The regression analyses demonstrate the impact of demographic variables, such as age, gender, and BMI, on safety behavior and perceptions within the cleanroom. Previous research by Isa and his colleagues has shown that older employees exhibit greater safety compliance and risk perception, which aligns with the notion that experience and maturity play a significant role in safety outcomes [14]. There are noticeable differences in safety behavior and perceptions based on gender, as female respondents tend to have slightly more positive safety perceptions than males. Moreover, Body Mass Index (BMI) has a notable and favorable impact on safety behavior and perceptions, underscoring the significance of physical well-being and fitness in enhancing safety results in the workplace.
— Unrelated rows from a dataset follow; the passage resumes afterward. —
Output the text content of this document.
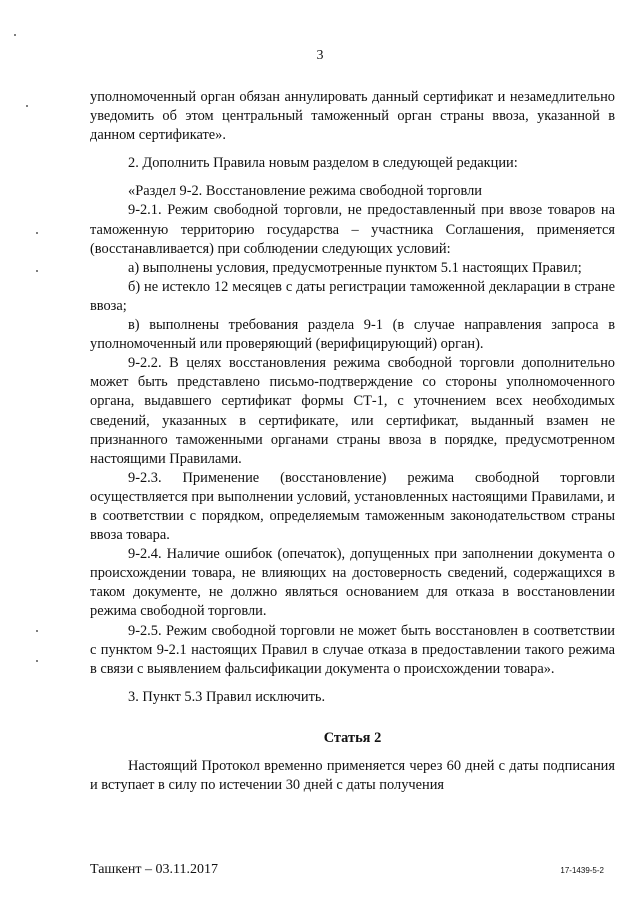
3

уполномоченный орган обязан аннулировать данный сертификат и незамедлительно уведомить об этом центральный таможенный орган страны ввоза, указанной в данном сертификате».

2. Дополнить Правила новым разделом в следующей редакции:

«Раздел 9-2. Восстановление режима свободной торговли

9-2.1. Режим свободной торговли, не предоставленный при ввозе товаров на таможенную территорию государства – участника Соглашения, применяется (восстанавливается) при соблюдении следующих условий:

а) выполнены условия, предусмотренные пунктом 5.1 настоящих Правил;

б) не истекло 12 месяцев с даты регистрации таможенной декларации в стране ввоза;

в) выполнены требования раздела 9-1 (в случае направления запроса в уполномоченный или проверяющий (верифицирующий) орган).

9-2.2. В целях восстановления режима свободной торговли дополнительно может быть представлено письмо-подтверждение со стороны уполномоченного органа, выдавшего сертификат формы СТ-1, с уточнением всех необходимых сведений, указанных в сертификате, или сертификат, выданный взамен не признанного таможенными органами страны ввоза в порядке, предусмотренном настоящими Правилами.

9-2.3. Применение (восстановление) режима свободной торговли осуществляется при выполнении условий, установленных настоящими Правилами, и в соответствии с порядком, определяемым таможенным законодательством страны ввоза товара.

9-2.4. Наличие ошибок (опечаток), допущенных при заполнении документа о происхождении товара, не влияющих на достоверность сведений, содержащихся в таком документе, не должно являться основанием для отказа в восстановлении режима свободной торговли.

9-2.5. Режим свободной торговли не может быть восстановлен в соответствии с пунктом 9-2.1 настоящих Правил в случае отказа в предоставлении такого режима в связи с выявлением фальсификации документа о происхождении товара».

3. Пункт 5.3 Правил исключить.

Статья 2

Настоящий Протокол временно применяется через 60 дней с даты подписания и вступает в силу по истечении 30 дней с даты получения

Ташкент – 03.11.2017	17-1439-5-2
Finally, the AHP analysis enabled the prioritization of safety measures within cleanroom environments based on stakeholders’ preferences. The results indicated that chemical safety training and equipment suitability are perceived as the most critical factors influencing cleanroom safety. These findings can inform decision-making processes regarding resource allocation and the development of targeted interventions to enhance cleanroom safety.
5. Conclusions
This study has conducted a thorough examination of the human factors, behavioural aspects, and ergonomic considerations that impact cleanroom safety practices. By conducting surveys and performing statistical analyses, researchers have discovered important insights into the present condition of cleanroom safety awareness, compliance with protocols, and the difficulties encountered by workers.
The research has emphasized the significance of addressing human factors and behavioral aspects in promoting safety in cleanrooms. Significant factors that influence safety behaviors and outcomes in cleanroom environments include risk perception, motivations for safety, stress levels, and ergonomic strains. Furthermore, it was discovered that demographic variables such as age, gender, and level of experience have an impact on the formation of safety attitudes and behaviors among cleanroom workers. Also, the priority weights obtained from the AHP analysis indicate the relative importance of criteria and sub-criteria influencing cleanroom safety. Chemical safety training and equipment suitability emerge as the most critical factors based on their higher priority weights.